Höher und weiter wollen viele. Abenteuer in der Tiefe suchen schon weniger. Kein Wunder: Ungemütlich und stockfinster ist es. Wenn man es überhaupt überlebt – wie Jaques Piccard. Autor: Simon Demmelhuber
Das Herz Afrikas, die Wälder Amazoniens, das Dach der Welt, die Steppen Asiens! Alles längst besucht, beschrieben, abgehakt. Mitte des 20. Jahrhunderts sind die Meere und Küsten vermessen, die Urwälder und Wüsten erforscht, die Pole bezwungen. Nur ein weißer Fleck bleibt: Die Tiefsee, die wildeste, zähste Bastion des Unbekannten. Kein Ort der Erde ist fremder, keiner unzugänglicher.

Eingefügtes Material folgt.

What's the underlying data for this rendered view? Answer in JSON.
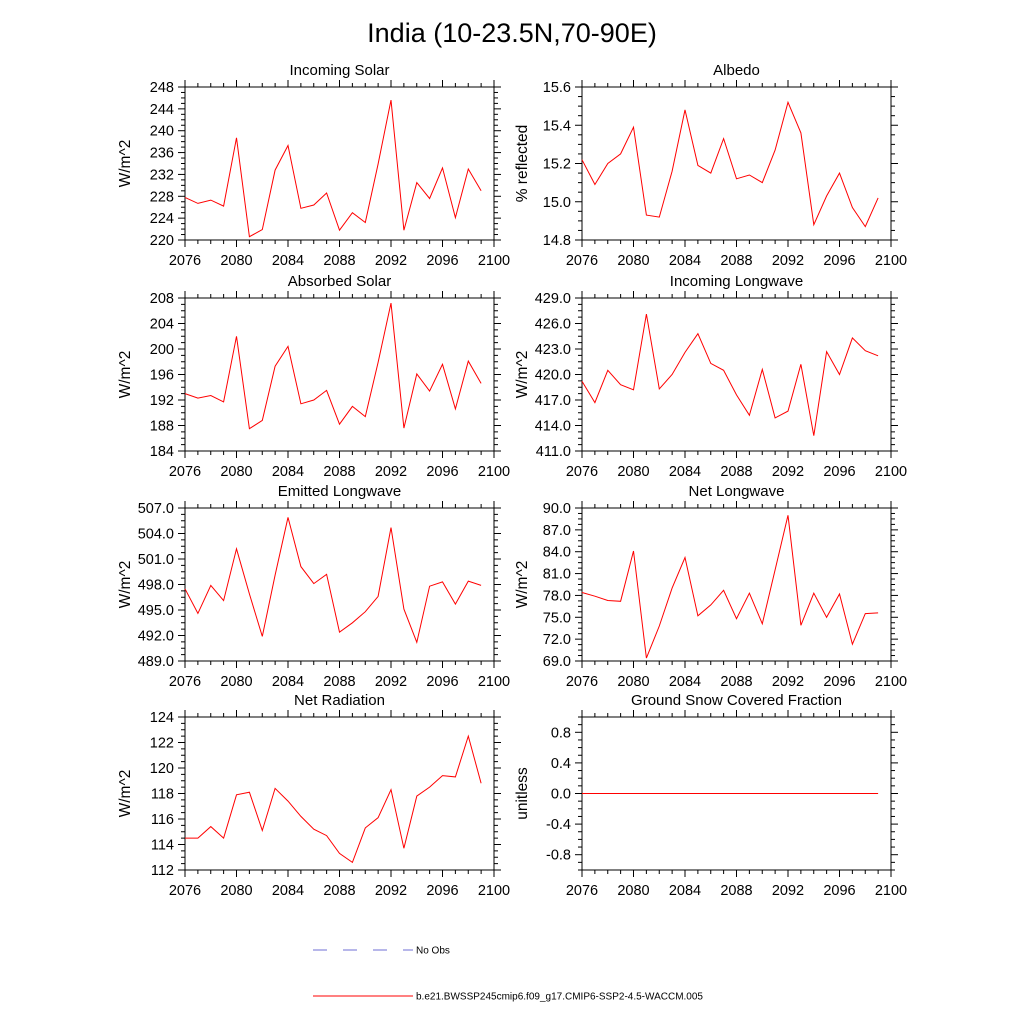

Das Haupthindernis ist der Wasserdruck. Schon in 500 Metern Tiefe lasten 500 Tonnen auf einem Quadratmeter, jeder Kilometer packt 1000 Tonnen dazu. Nichts hält diesen malmenden Kräften stand. Aber damit gibt sich der Schweizer Physiker Auguste Piccard nicht zufrieden. Fast im Alleingang konstruiert er mit seinem Sohn Jacques ein Tauchboot, das selbst die tiefsten Stellen der Meere erreichbar macht. Zumindest theoretisch. Der Praxisbeweis steht noch aus.
Erstmal abtauchen
Am 23. Januar 1960 ist die Trieste bereit, ihn anzutreten. Ihr Ziel ist die Senke des Challengertiefs im westpazifischen Marianengraben. Weiter hinab als hier geht es nirgendwo. Punkt 8 Uhr 23 zwängen sich Jacques Piccard und der Marineleutnant Don Walsh in die Gondel des Tauchboots. Meerwasser gurgelt in die Ballasttanks, 120 Tonnen Eisen sacken abwärts, immer tiefer, immer schneller. Schon nach wenigen Minuten löscht dicke Finsternis alle Farben vor dem handtellergroßen Bullauge. Nur im Scheinwerferlicht wirbelt Plankton wie dichtes Schneegestöber, vereinzelt schimmern Quallen in pechschwarzer Verlorenheit. Stundenlang sinkt die Trieste, während die Piloten beobachten und Aufzeichnungen machen. Viel Platz haben sie nicht. Die zwei Meter durchmessende Kabine ist mit Messgeräten, Akkus, Kabeln und Sauerstoffflaschen vollgestopft und so geräumig wie eine Telefonzelle. In diesem Eisenkäfig kauern Piccard und Walsh schlotternd Knie an Knie, massieren ihre taub gewordenen Arme und Beine.
Tief, tiefer
Dann, um 12 Uhr 6, ein greller Knall, ein heftiger Ruck. Das fiese Krachen scheucht dunkle Ängste auf: Hat die Trieste den Grabenrand gestreift, ist eine Schweißnaht geplatzt, die Hülle gerissen? Ruhig bleiben! Nur nicht ans Ersticken, Ersaufen, Zerquetschtwerden denken! Jeden Millimeter absuchen, alles prüfen! Sie finden nichts, hören nur das Zischen der Pressluft und ein Knistern, als würde Badeschaum trocknen. "Weiter", entscheidet Piccard. Walsh nickt. Ab 10.000 Meter saugen sich vier Augen am Tiefenmesser fest, zählen jeden Meter mit. Endlich kommt der Boden in Sicht. Die Scheinwerfer schälen eine elfenbeinfahle, mondkarge Öde aus der ewigen Nacht. Um 13 Uhr 6 setzt die Trieste weich auf, der Tiefenmesser zeigt 10.916 Meter. Auf das Boot und seine zerbrechliche Fracht drücken jetzt 170.000 Tonnen mit dem Gewicht von 425 Jumbo-Jets.
Zwanzig Minuten hockt die Kapsel in eisiger Schwärze, dann steigt sie in einer Wolke aufgewirbelten Schlicks empor, fährt auf, durchstößt dreieinhalb Stunden später die Wasserhaut der Erde und - - Luft!